Concerning the resistant employee and disagreement in the organization, Champy (1996) states:
A culture that squashes disagreement is a culture doomed to stagnate, because change always begins with disagreement. Besides, disagreement can never be squashed entirely - it gets repressed, to emerge later as a pervasive sense of injustice, followed by apathy, resentment, and even sabotage. (p. 82)

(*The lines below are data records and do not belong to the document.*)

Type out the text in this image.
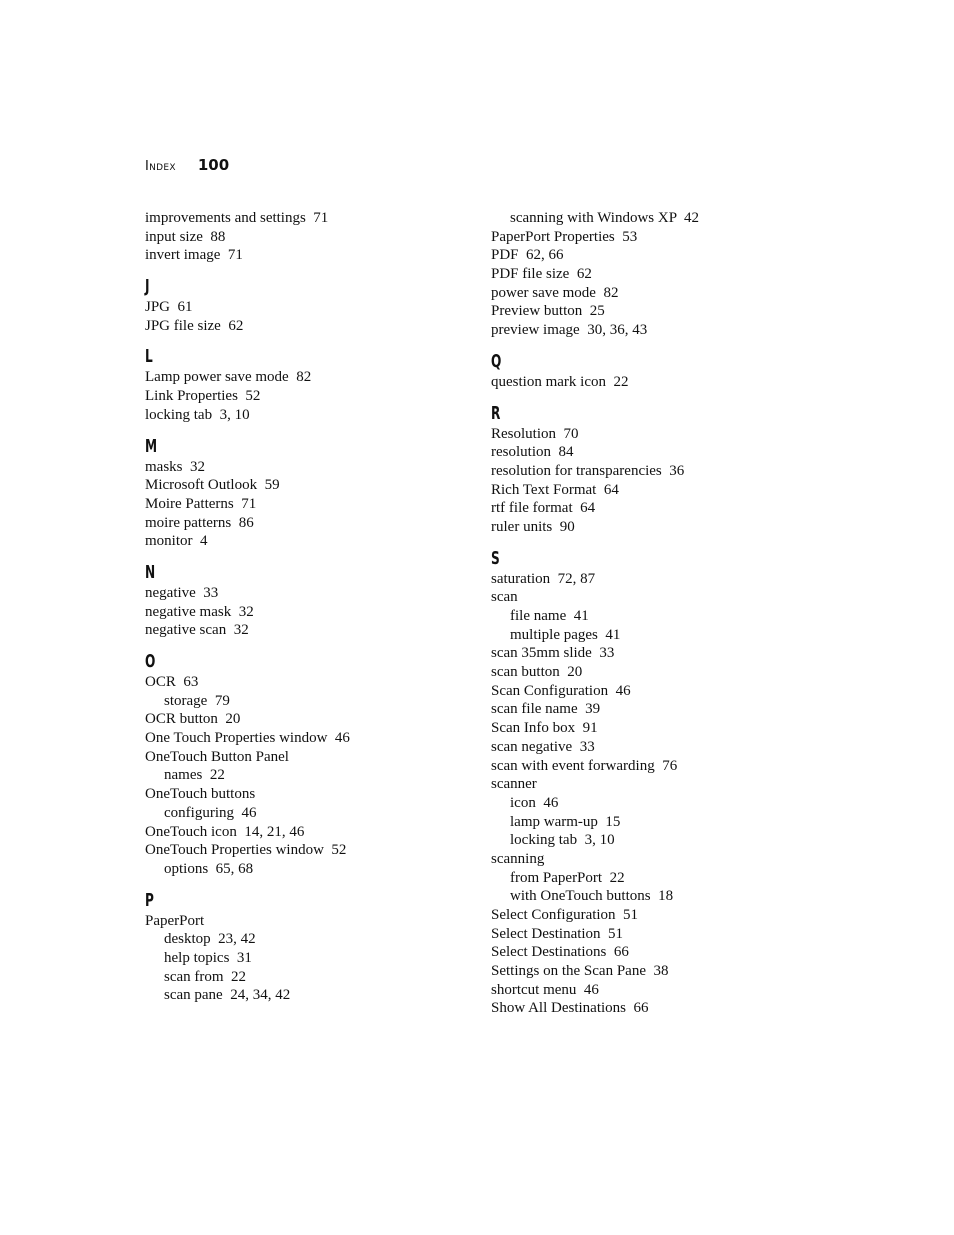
Index 100
improvements and settings  71
input size  88
invert image  71
J
JPG  61
JPG file size  62
L
Lamp power save mode  82
Link Properties  52
locking tab  3, 10
M
masks  32
Microsoft Outlook  59
Moire Patterns  71
moire patterns  86
monitor  4
N
negative  33
negative mask  32
negative scan  32
O
OCR  63
storage  79
OCR button  20
One Touch Properties window  46
OneTouch Button Panel
names  22
OneTouch buttons
configuring  46
OneTouch icon  14, 21, 46
OneTouch Properties window  52
options  65, 68
P
PaperPort
desktop  23, 42
help topics  31
scan from  22
scan pane  24, 34, 42
scanning with Windows XP  42
PaperPort Properties  53
PDF  62, 66
PDF file size  62
power save mode  82
Preview button  25
preview image  30, 36, 43
Q
question mark icon  22
R
Resolution  70
resolution  84
resolution for transparencies  36
Rich Text Format  64
rtf file format  64
ruler units  90
S
saturation  72, 87
scan
file name  41
multiple pages  41
scan 35mm slide  33
scan button  20
Scan Configuration  46
scan file name  39
Scan Info box  91
scan negative  33
scan with event forwarding  76
scanner
icon  46
lamp warm-up  15
locking tab  3, 10
scanning
from PaperPort  22
with OneTouch buttons  18
Select Configuration  51
Select Destination  51
Select Destinations  66
Settings on the Scan Pane  38
shortcut menu  46
Show All Destinations  66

Innovation and change often freeze because principals and other leaders fail to learn from those who disagree with us. WE MUST CHANGE OUR THINKING ABOUT RESISTANCE: it is not only likely to occur but must be viewed as necessary and a positive component of innovation and change. Disagreement and resistance can make a positive contribution to the implementation of programs and ideas in our schools. Maurer (1996), in a book entitled Beyond the Wall of Resistance, reminds us:
Often those who resist have something important to tell us. People resist for what they feel are good reasons. They may see alternatives we never dreamed of (a la "Integrative Thinking," author's note). They may understand problems about the minutiae of implementation that we never see from our lofty perch atop Mount Olympus. (p. 49)
Herein lies the power of including the thoughts of all and the danger of heading off with a small group of like-minded teachers committed to the idea. In my experience with new programs and innovation, rarely has a small, select group of faculty had a significant influence on the resisters and saboteurs. To the contrary, such results have created further resistance between the in-groups and the out-groups.